Local Notes: Stories of our neighbourhoods | Celeste Bolte
Tuesday 30 March 2021
From Australia to Stoke Newington, down to Brighton for lockdown and back to Hackney again last November, I’ve moved more times than I would have liked to these past two years. After lockdown by the sea, my husband and I finally settled into a converted warehouse flat in Haggerston, prompting a deep love for the adapted industrial buildings in our neighbourhood, or more locally, our road.

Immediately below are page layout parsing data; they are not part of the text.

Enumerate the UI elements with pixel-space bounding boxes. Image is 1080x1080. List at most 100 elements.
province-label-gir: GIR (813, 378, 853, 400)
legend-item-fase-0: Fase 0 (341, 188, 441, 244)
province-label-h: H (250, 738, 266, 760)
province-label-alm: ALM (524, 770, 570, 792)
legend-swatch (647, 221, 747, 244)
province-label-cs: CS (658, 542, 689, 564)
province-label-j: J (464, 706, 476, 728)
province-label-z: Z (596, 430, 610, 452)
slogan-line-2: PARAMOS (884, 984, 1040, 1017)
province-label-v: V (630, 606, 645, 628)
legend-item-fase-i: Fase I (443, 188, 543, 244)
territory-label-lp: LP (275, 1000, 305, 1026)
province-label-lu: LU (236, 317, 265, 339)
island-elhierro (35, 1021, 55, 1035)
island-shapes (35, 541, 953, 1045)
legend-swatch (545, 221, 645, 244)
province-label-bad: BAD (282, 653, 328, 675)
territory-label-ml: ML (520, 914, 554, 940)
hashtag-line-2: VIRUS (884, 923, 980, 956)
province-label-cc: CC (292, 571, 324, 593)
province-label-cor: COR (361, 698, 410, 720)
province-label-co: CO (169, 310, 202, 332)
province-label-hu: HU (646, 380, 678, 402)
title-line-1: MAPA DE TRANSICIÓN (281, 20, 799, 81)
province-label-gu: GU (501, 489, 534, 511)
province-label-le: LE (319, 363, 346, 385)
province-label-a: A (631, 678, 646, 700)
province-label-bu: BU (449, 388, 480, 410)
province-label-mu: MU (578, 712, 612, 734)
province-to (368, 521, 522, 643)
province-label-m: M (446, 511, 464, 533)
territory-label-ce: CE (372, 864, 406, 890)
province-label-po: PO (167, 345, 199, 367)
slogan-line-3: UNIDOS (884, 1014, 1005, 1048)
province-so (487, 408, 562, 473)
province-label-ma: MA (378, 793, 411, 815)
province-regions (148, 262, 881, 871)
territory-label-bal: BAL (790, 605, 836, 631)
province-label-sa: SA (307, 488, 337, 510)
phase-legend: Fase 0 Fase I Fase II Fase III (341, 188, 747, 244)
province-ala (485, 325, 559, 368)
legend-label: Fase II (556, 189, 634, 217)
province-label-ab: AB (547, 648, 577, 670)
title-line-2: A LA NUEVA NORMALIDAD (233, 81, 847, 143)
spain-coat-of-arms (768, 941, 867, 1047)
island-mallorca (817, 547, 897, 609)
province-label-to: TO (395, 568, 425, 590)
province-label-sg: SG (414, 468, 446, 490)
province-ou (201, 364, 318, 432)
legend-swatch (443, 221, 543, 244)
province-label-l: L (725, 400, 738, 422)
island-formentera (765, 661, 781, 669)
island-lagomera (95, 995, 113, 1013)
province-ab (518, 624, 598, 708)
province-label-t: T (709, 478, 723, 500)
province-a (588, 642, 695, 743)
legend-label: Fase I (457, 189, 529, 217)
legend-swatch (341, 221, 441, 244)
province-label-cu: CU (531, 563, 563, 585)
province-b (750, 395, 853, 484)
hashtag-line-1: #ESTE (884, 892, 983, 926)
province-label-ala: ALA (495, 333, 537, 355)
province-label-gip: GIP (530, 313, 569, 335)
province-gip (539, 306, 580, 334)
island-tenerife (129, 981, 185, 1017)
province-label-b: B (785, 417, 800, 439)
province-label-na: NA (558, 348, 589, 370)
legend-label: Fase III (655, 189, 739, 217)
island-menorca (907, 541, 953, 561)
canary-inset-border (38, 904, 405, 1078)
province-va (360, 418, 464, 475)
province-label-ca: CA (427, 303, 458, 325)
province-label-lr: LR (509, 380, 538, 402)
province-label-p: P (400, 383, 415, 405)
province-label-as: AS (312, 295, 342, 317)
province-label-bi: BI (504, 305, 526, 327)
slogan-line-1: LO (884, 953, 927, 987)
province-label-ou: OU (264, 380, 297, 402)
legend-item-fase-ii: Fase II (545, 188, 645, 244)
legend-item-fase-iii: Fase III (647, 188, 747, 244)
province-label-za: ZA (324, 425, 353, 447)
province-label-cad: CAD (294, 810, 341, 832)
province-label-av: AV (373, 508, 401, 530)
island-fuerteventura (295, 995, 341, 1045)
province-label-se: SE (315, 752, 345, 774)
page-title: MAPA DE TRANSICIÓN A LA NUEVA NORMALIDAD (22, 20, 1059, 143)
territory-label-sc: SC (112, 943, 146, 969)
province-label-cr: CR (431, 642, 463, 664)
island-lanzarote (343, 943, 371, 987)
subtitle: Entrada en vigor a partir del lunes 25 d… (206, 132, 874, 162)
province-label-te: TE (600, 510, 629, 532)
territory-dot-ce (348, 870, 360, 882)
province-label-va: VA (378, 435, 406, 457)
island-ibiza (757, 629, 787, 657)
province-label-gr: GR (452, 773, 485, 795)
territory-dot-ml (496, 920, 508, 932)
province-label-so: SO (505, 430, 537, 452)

I’ve always loved old brick warehouses for their textures, big windows, and large proportions. Haggerston and De Beauvoir certainly aren’t short of these old beauties. We’re right on Regent’s Canal and Kingsland Road. Our building sits on a site that’s had many incarnations; a builders yard, a cement yard, and an art metal factory (according to a development proposal by Nissen Richards). I heard from a fellow tenant that it was used for a while in the 50’s to make knock-off diamonds. Our neighbours are friendly, the landlords are flexible, and the large windows are brilliant. The single glazing and crumbling window putty are less so, but the trade off (climate control) is worth it for the abundance of natural light and large private terrace we have access to, especially in these times.
Further along the road with views of Karakusevic Carson & Chipperfields’ Hoxton Press Towers is a beautiful, undulating, curving 1930’s warehouse. It used to be a player’s cigarette factory and must at one point have been an engineering company according to its signage. Now, it’s home to artist studios run by Acme Spaces. Immediately next door is a silvery steel extension of live-work studios to the original warehouse that I really love, completed in 2001 by Robert Barnes Architects.
The rest of our street is a mix of apartment buildings, warehouse-style flats, and council housing. We have British land’s co-working hub, Storey, by Waugh Thistleton a few steps down the way, next door to Dezeen, and just further down, pH+’s golden Orsman Road building with its fabulous street-level facade of caged stones.
I love my street, much more than I anticipated. I love watching the buildings changing colour in the evenings. We’ve had some fantastic sunsets, and they seem all the more magic for the views and the skyline we’re lucky to enjoy.